そのテント。ルイスがある轟音と地鳴りで目を覚ます。
「――まったく……うるさいなぁ……」
ルイスは眠い目を擦りながら身体を起こし、轟音と地鳴りの発信源に視線を向ける。そこには、耳を塞ぎたくなるような大きな鼾をかき爆睡する、ヨネシゲとゴリキッドの姿があった。
彼はそんな2人を微笑ましく見つめる。
(2人とも、久々に家族と寝れて、安心しているんだろうな。まあ、俺もその内の一人なんだけどね……)
ルイスもまた、先の襲撃により腕や脚を骨折する大怪我を負ってしまった。
その後、避難先となるルポタウンの病院に運ばれるも、応急処置程度の手当しか受けていなかった。その理由――負傷者は多数、医師の人数には限りがあり、どうしても生命に関わる怪我を負った重傷者や、子供の治療が優先となってしまう為だ。
そんな中、ルイスにも治療の機会が何度か巡ってきたが、彼は「自分よりも瀕死の重傷者の治療に専念してほしい」と医師に伝え、自ら治療の後回しを望んだのだ。
そして、激痛に耐えること一週間以上。昨晩ヨネシゲと共に帰還したジョナスの空想術によって、ようやくルイスの怪我は完治した。彼がテントに戻ったのは昨晩のことである。

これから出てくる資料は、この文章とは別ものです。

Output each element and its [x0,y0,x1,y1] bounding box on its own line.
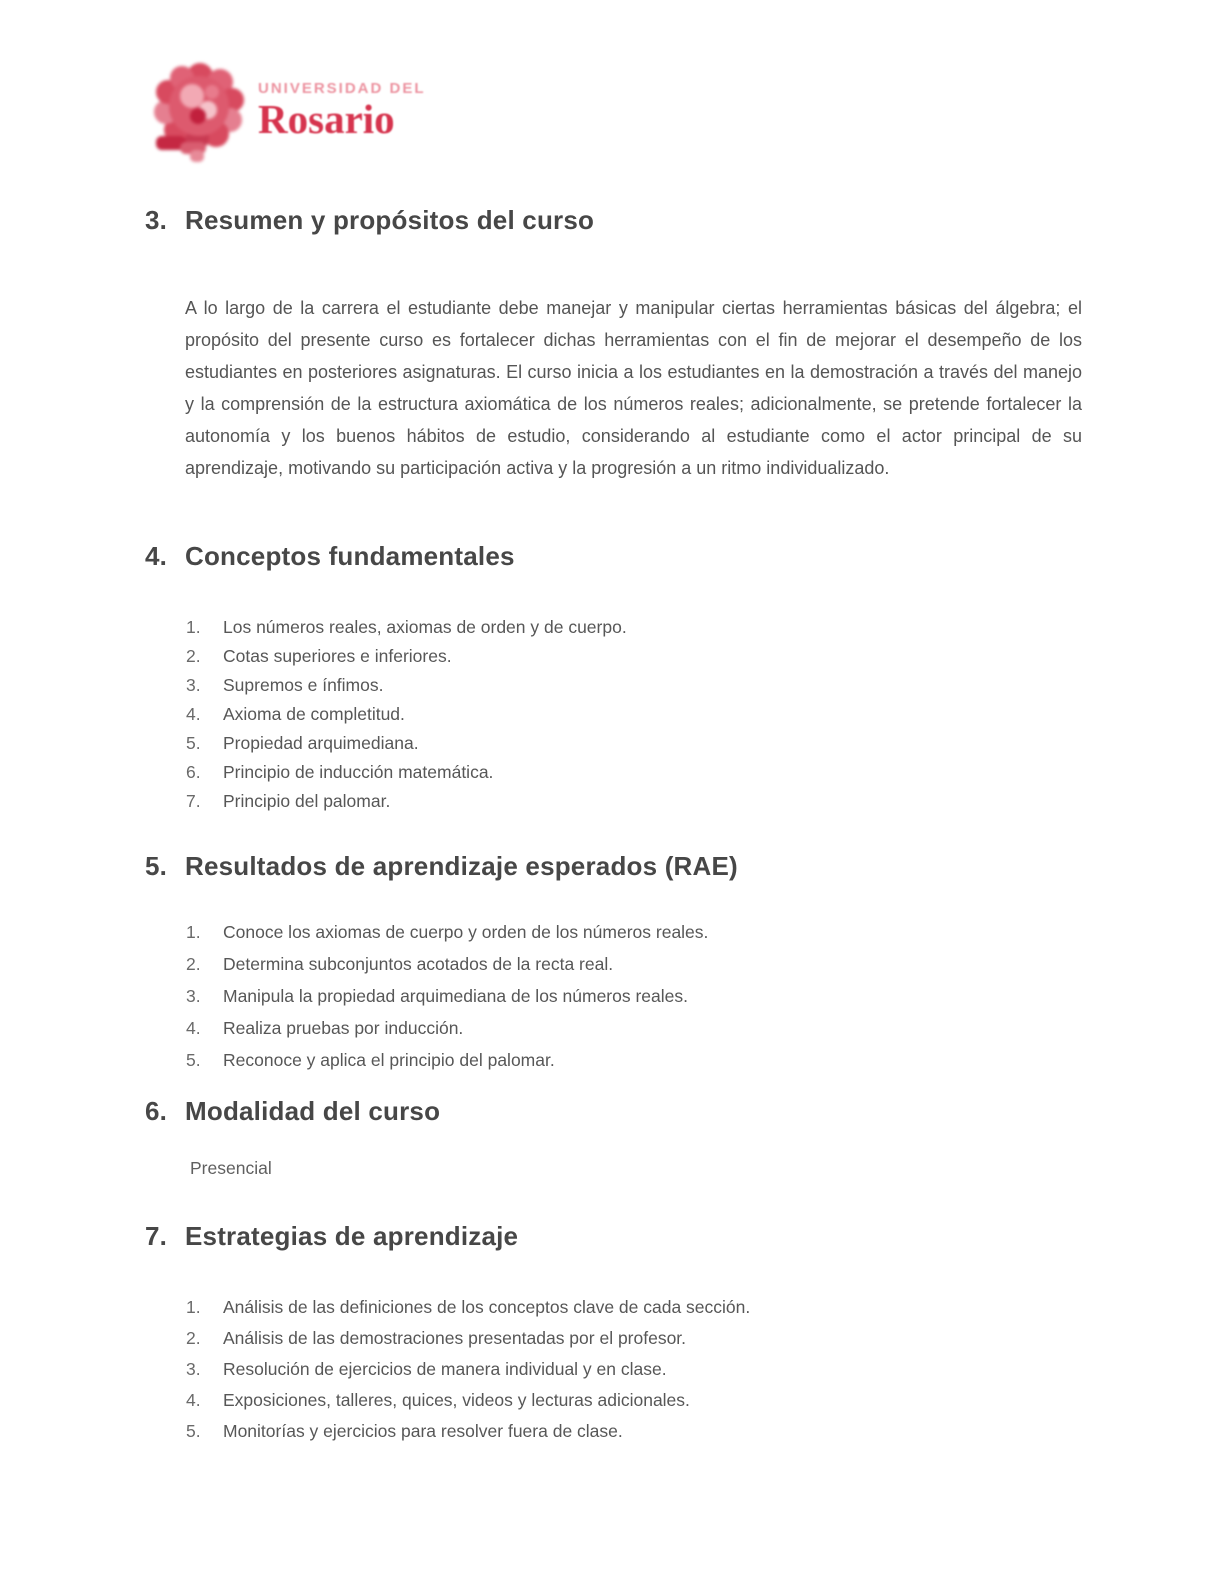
section-number: 7. [145,1221,168,1251]
list-item [186,642,627,671]
list-item-text: Supremos e ínfimos. [223,675,384,695]
list-item-number: 4. [186,1018,201,1038]
course-summary-paragraph: A lo largo de la carrera el estudiante debe manejar y manipular ciertas herramientas básicas del álgebra; el propósito del presente curso es fortalecer dichas herramientas con el fin de mejorar el desempeño de los estudiantes en posteriores asignaturas. El curso inicia a los estudiantes en la demostración a través del manejo y la comprensión de la estructura axiomática de los números reales; adicionalmente, se pretende fortalecer la autonomía y los buenos hábitos de estudio, considerando al estudiante como el actor principal de su aprendizaje, motivando su participación activa y la progresión a un ritmo individualizado. [185,298,1082,478]
section-number: 4. [145,541,168,571]
list-item [186,1323,750,1354]
section-heading-estrategias [145,1221,518,1252]
list-item-text: Reconoce y aplica el principio del palomar. [223,1050,555,1070]
section-heading-conceptos [145,541,515,572]
list-item-text: Análisis de las definiciones de los conceptos clave de cada sección. [223,1297,751,1317]
modality-value: Presencial [190,1158,272,1178]
list-item-text: Manipula la propiedad arquimediana de los números reales. [223,986,689,1006]
list-item-number: 4. [186,704,201,724]
list-item-number: 5. [186,733,201,753]
list-item-text: Axioma de completitud. [223,704,405,724]
list-item-text: Exposiciones, talleres, quices, videos y lecturas adicionales. [223,1390,690,1410]
section-number: 5. [145,851,168,881]
section-heading-modalidad [145,1096,440,1127]
learning-strategies-list [186,1292,750,1447]
list-item [186,948,708,980]
list-item-number: 3. [186,1359,201,1379]
list-item-text: Determina subconjuntos acotados de la recta real. [223,954,614,974]
list-item-number: 7. [186,791,201,811]
list-item [186,758,627,787]
list-item-number: 5. [186,1421,201,1441]
list-item-text: Principio del palomar. [223,791,391,811]
list-item-number: 2. [186,954,201,974]
list-item-number: 1. [186,617,201,637]
list-item-number: 3. [186,675,201,695]
list-item-text: Resolución de ejercicios de manera individual y en clase. [223,1359,667,1379]
list-item [186,787,627,816]
list-item-number: 1. [186,922,201,942]
list-item-text: Cotas superiores e inferiores. [223,646,452,666]
section-number: 3. [145,205,168,235]
logo-institution-name: Rosario [258,96,395,142]
list-item-number: 2. [186,1328,201,1348]
logo-institution-small: UNIVERSIDAD DEL [258,80,426,97]
list-item-text: Propiedad arquimediana. [223,733,419,753]
list-item [186,613,627,642]
section-title: Resultados de aprendizaje esperados (RAE) [185,851,738,881]
list-item-text: Análisis de las demostraciones presentadas por el profesor. [223,1328,687,1348]
section-title: Estrategias de aprendizaje [185,1221,519,1251]
list-item [186,729,627,758]
list-item [186,1385,750,1416]
section-heading-resumen [145,205,594,236]
section-number: 6. [145,1096,168,1126]
list-item [186,916,708,948]
section-heading-resultados [145,851,738,882]
list-item-text: Conoce los axiomas de cuerpo y orden de los números reales. [223,922,709,942]
list-item [186,1044,708,1076]
list-item-number: 3. [186,986,201,1006]
rosette-emblem-icon [150,58,250,164]
list-item-number: 1. [186,1297,201,1317]
list-item-number: 2. [186,646,201,666]
section-title: Conceptos fundamentales [185,541,515,571]
section-title: Modalidad del curso [185,1096,441,1126]
list-item-number: 4. [186,1390,201,1410]
list-item [186,1416,750,1447]
list-item [186,700,627,729]
list-item [186,671,627,700]
list-item-text: Realiza pruebas por inducción. [223,1018,464,1038]
list-item [186,1292,750,1323]
list-item-text: Monitorías y ejercicios para resolver fuera de clase. [223,1421,623,1441]
learning-outcomes-list [186,916,708,1076]
list-item-text: Los números reales, axiomas de orden y de cuerpo. [223,617,627,637]
fundamental-concepts-list [186,613,627,816]
section-title: Resumen y propósitos del curso [185,205,595,235]
list-item [186,980,708,1012]
list-item-number: 6. [186,762,201,782]
university-logo [150,58,426,164]
list-item [186,1012,708,1044]
list-item-text: Principio de inducción matemática. [223,762,494,782]
list-item [186,1354,750,1385]
logo-text [258,58,426,140]
list-item-number: 5. [186,1050,201,1070]
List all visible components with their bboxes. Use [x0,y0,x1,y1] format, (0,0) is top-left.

微笑むルイス。その背後から母ソフィアの優しい声が聞こえてきた。
「ルイス、おはよう。よく眠れたかな?」
「母さん、おはよう。お陰様で久々に熟睡できたよ」
「ウフフ。なら良かったわ」
「そう言う母さんは眠れたの?」
「うん。ルイスとパパたちが戻ってきてくれたからね」
「フフッ。なら安心した。狭いテントだけど、戻って来た甲斐があったよ」
「ウフフ。確かに狭いけど、私はこの狭さが心地良く思えてるわ」
「それは俺も同じさ。こうして家族が身を寄せ合うことなんて滅多に無かったけど……こうして家族が手の届く距離に居るって……本当に幸せだよ……」
ルイスはそう言うと、ソフィアの手をそっと握る。そして彼女もまた、息子の手を優しく握り返した。そしてソフィアはしみじみと言葉を漏らす。
「この歳になっても、息子にこうして手を握ってもらえるなんて、私は幸せ者だよ……」
母親の言葉にルイスは照れくさそうにして顔を赤く染めた。
「ウフフ。ルイスは照れ屋さんね……」
「母さん。からかわないでくれよな……」
「はいはい。でも安心して。お父さんの方がもっと照れ屋さんだから」
「フフッ。違いないや……」
ヨネシゲたちを起こさないよう小声で会話する親子。だが、久々に家族と迎える朝を喜ぶ余り、2人の口からは笑いが漏れ出していた。
そして、ルイスが言う。
「――こうやって母さんと笑い合える俺も幸せ者だ……」
「ルイス……」
ルイスは母の手を強く握る。
「――もうこの幸せは誰にも奪わせない。俺はもっと強くなって、母さんや父さん、大切な仲間たちを守ってみせる。ずっとそばで守り続ける……!」
それはルイスの決意。
彼は真剣な眼差しで母を見つめた。
一方のソフィアは微かに表情を曇らす。その異変に気付いた息子が心配そうにして尋ねる。
「母さんどうしたの?」
「ルイス、実はね――」
『ずっとそばで守り続ける』――事と次第によっては、彼の思惑通りにはいかない現実に直面しているのだ。
――それは、クボウ家への仕官。
ヨネシゲがクボウ家に仕える事になれば、少なくとも彼はこの地を離れる事になるだろう。そして、ソフィアやルイス、アトウッド兄妹はこの先の進路を考えなければならない。
――ヨネシゲと共にカルムを離れるか? それともカルムに残り別の道を歩むか?
ソフィアは意を決した様子で「仕官」の件を息子に伝えようとする。
――その時だった。
外から若い男の声が聞こえてきた。
「ルイス、俺だ。もう戻っているのか?」
その声を聞いたルイスは、嬉しそうに微笑む。
「アランさんだ……!」
そう。ルイスの元を訪れたのは、カルム学院空想術部長のアラン――ルイス憧れの先輩だった。